The cool-down after a workout is just as important as the warm-up. Gentle stretching after physical activity is very important to prepare your body for the next time you exercise. It also makes recovery from exercise easier.
Develop a consistent exercise program. Avoid the "weekend warrior" syndrome, which packs a week’s worth of exercise into two days. This sets you up for trouble and does not increase your overall fitness level. Try to get at least 30 minutes of moderate physical activity each day. Remember that moderate physical activity can include walking the dog or planting in the garden. At work, you can take the stairs instead of an elevator, or park the car at the far end of a parking lot.
Learning or re-learning how to play a sport with the correct mechanics is important. Whether you are a beginner, or have been playing a sport for a long time, lessons are a worthwhile investment. Proper form and instruction reduce the chance of developing an "overuse" injury like tendinitis or a stress fracture.
Listen to your body. As you age, you may find that you are not as flexible as you once were or that you cannot tolerate the same types of activities that you did ten years ago. While no one is happy about getting older, you will be able to prevent injury by modifying your activity to accommodate your body's needs.

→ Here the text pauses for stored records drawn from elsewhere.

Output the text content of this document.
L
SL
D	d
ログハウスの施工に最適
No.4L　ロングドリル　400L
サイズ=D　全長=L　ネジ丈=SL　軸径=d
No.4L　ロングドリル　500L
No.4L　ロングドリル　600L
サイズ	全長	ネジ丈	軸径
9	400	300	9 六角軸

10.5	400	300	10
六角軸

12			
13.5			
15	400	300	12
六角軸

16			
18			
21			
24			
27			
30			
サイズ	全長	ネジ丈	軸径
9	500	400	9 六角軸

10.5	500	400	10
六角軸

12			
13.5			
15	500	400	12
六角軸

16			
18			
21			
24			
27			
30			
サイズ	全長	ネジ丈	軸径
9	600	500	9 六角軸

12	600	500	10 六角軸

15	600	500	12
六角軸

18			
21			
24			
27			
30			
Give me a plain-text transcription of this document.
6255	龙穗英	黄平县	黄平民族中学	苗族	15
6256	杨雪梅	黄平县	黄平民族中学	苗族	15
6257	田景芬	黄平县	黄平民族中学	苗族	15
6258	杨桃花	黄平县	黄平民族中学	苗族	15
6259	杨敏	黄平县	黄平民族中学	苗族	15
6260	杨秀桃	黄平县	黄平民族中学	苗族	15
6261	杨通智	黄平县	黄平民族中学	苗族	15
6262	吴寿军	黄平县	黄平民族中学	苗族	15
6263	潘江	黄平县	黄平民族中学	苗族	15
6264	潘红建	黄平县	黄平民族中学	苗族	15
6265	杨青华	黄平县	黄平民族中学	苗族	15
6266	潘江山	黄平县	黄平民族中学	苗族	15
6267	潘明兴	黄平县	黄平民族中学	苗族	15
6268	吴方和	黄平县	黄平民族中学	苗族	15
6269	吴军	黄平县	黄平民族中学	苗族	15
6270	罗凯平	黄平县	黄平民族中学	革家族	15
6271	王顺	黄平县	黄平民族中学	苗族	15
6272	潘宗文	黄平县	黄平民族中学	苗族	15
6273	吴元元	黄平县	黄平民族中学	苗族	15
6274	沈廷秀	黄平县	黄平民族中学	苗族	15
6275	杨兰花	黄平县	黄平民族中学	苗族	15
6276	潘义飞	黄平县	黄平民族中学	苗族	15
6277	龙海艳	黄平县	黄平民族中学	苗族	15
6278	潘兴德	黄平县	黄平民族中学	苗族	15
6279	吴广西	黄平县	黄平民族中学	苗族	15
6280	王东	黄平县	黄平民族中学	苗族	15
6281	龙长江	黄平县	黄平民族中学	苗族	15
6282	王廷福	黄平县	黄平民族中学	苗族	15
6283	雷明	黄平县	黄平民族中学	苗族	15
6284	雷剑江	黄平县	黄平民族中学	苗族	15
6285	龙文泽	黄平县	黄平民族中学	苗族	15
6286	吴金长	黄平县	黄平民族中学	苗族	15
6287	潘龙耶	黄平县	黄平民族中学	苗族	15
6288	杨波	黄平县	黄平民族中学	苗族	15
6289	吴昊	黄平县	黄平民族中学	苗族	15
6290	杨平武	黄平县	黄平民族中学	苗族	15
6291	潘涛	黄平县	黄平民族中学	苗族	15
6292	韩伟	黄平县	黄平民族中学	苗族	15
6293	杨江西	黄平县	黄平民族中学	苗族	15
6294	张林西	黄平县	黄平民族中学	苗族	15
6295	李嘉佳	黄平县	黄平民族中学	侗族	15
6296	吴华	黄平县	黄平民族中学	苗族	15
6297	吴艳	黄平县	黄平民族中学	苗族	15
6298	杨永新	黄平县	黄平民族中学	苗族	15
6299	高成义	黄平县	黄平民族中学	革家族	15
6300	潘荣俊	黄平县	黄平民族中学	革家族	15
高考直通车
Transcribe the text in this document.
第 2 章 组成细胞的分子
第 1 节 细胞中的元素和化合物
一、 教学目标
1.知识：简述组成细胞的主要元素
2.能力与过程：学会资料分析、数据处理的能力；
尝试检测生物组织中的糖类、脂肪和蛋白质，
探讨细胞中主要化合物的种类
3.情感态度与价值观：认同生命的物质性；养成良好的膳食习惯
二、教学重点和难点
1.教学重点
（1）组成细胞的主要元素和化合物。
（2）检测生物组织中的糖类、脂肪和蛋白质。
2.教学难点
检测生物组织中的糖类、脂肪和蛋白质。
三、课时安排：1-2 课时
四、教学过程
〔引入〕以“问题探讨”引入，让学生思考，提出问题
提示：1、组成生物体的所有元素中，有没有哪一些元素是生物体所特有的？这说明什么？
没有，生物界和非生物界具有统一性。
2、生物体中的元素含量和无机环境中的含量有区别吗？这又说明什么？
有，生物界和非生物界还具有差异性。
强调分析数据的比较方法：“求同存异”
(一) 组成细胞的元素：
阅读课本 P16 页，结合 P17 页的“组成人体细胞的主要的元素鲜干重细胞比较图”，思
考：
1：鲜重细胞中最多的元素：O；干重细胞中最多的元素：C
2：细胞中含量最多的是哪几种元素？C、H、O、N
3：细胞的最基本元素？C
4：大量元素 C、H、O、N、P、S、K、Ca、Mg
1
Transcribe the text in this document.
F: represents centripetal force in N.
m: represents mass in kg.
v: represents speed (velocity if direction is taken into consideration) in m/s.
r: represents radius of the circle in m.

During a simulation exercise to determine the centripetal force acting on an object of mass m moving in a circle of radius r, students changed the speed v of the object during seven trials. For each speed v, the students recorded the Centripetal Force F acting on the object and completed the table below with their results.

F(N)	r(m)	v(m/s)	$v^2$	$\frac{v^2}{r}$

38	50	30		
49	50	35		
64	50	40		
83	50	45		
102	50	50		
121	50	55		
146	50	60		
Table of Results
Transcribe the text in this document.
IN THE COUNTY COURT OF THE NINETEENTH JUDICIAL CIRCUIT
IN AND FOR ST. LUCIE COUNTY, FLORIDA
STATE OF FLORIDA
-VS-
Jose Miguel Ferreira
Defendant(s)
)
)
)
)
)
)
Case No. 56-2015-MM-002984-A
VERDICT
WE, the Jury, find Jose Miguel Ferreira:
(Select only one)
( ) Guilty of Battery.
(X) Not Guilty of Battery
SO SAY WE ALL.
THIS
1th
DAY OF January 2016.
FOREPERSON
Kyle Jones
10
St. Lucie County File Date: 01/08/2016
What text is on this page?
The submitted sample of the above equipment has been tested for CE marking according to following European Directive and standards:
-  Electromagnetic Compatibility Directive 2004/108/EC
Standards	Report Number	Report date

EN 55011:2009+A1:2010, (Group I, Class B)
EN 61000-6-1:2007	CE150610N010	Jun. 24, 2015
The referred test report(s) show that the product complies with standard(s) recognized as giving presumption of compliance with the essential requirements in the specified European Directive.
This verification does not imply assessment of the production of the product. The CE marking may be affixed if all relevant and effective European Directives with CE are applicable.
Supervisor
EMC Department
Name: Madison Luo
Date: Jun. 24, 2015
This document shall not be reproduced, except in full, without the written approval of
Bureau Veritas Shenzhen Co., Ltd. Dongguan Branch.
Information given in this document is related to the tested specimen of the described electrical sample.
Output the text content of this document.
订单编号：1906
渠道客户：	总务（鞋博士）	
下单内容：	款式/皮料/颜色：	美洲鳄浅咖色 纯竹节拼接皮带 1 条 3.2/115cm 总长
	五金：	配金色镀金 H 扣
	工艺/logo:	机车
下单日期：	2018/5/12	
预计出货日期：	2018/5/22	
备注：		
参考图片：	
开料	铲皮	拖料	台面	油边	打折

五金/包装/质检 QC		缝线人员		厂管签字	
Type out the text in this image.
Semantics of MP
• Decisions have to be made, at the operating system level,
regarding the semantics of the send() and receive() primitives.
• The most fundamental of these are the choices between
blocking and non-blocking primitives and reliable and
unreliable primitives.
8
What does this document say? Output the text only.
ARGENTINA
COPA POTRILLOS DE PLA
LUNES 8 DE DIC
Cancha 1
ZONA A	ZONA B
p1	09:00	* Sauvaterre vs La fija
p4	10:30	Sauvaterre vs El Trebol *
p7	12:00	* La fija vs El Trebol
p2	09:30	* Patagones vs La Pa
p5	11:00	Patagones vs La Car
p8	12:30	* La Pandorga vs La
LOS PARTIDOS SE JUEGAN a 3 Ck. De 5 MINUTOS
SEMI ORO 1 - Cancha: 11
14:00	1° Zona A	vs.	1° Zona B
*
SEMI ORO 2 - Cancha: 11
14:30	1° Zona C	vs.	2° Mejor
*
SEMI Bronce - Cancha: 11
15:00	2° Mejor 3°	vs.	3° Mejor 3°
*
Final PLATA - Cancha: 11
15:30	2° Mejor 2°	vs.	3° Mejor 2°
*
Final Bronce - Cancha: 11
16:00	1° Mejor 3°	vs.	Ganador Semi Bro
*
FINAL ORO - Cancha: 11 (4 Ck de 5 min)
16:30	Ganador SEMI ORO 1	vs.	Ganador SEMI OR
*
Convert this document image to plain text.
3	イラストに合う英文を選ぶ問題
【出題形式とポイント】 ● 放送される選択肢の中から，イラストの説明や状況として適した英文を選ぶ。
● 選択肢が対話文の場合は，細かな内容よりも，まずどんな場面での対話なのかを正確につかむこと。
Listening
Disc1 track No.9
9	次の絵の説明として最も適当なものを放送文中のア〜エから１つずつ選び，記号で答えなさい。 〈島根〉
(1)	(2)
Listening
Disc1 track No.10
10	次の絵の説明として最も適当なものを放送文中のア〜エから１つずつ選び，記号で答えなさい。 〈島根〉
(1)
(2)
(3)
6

Apply the 10% rule when increasing your activity level. Don’t increase duration or intensity by more than 10% each week. If you normally walk two miles a day and want to increase your fitness level, do not suddenly walk four miles the next day. Slowly build up distance each week until you reach your goal. This rule also applies to weights when strength training.
Cross training is your friend. Develop a balanced fitness program that incorporates cardiovascular exercise, strength training, and flexibility. This will help reduce your risk of getting bored, and lessen your chances of injury. Triathlons are an excellent way to vary cardiovascular exercise.
If you have had a sports or Orthopaedic injury like tendinitis, arthritis, a stress fracture, or low back pain, consult an Orthopaedic surgeon who can help design a fitness routine to promote wellness, and minimize the chance of injury.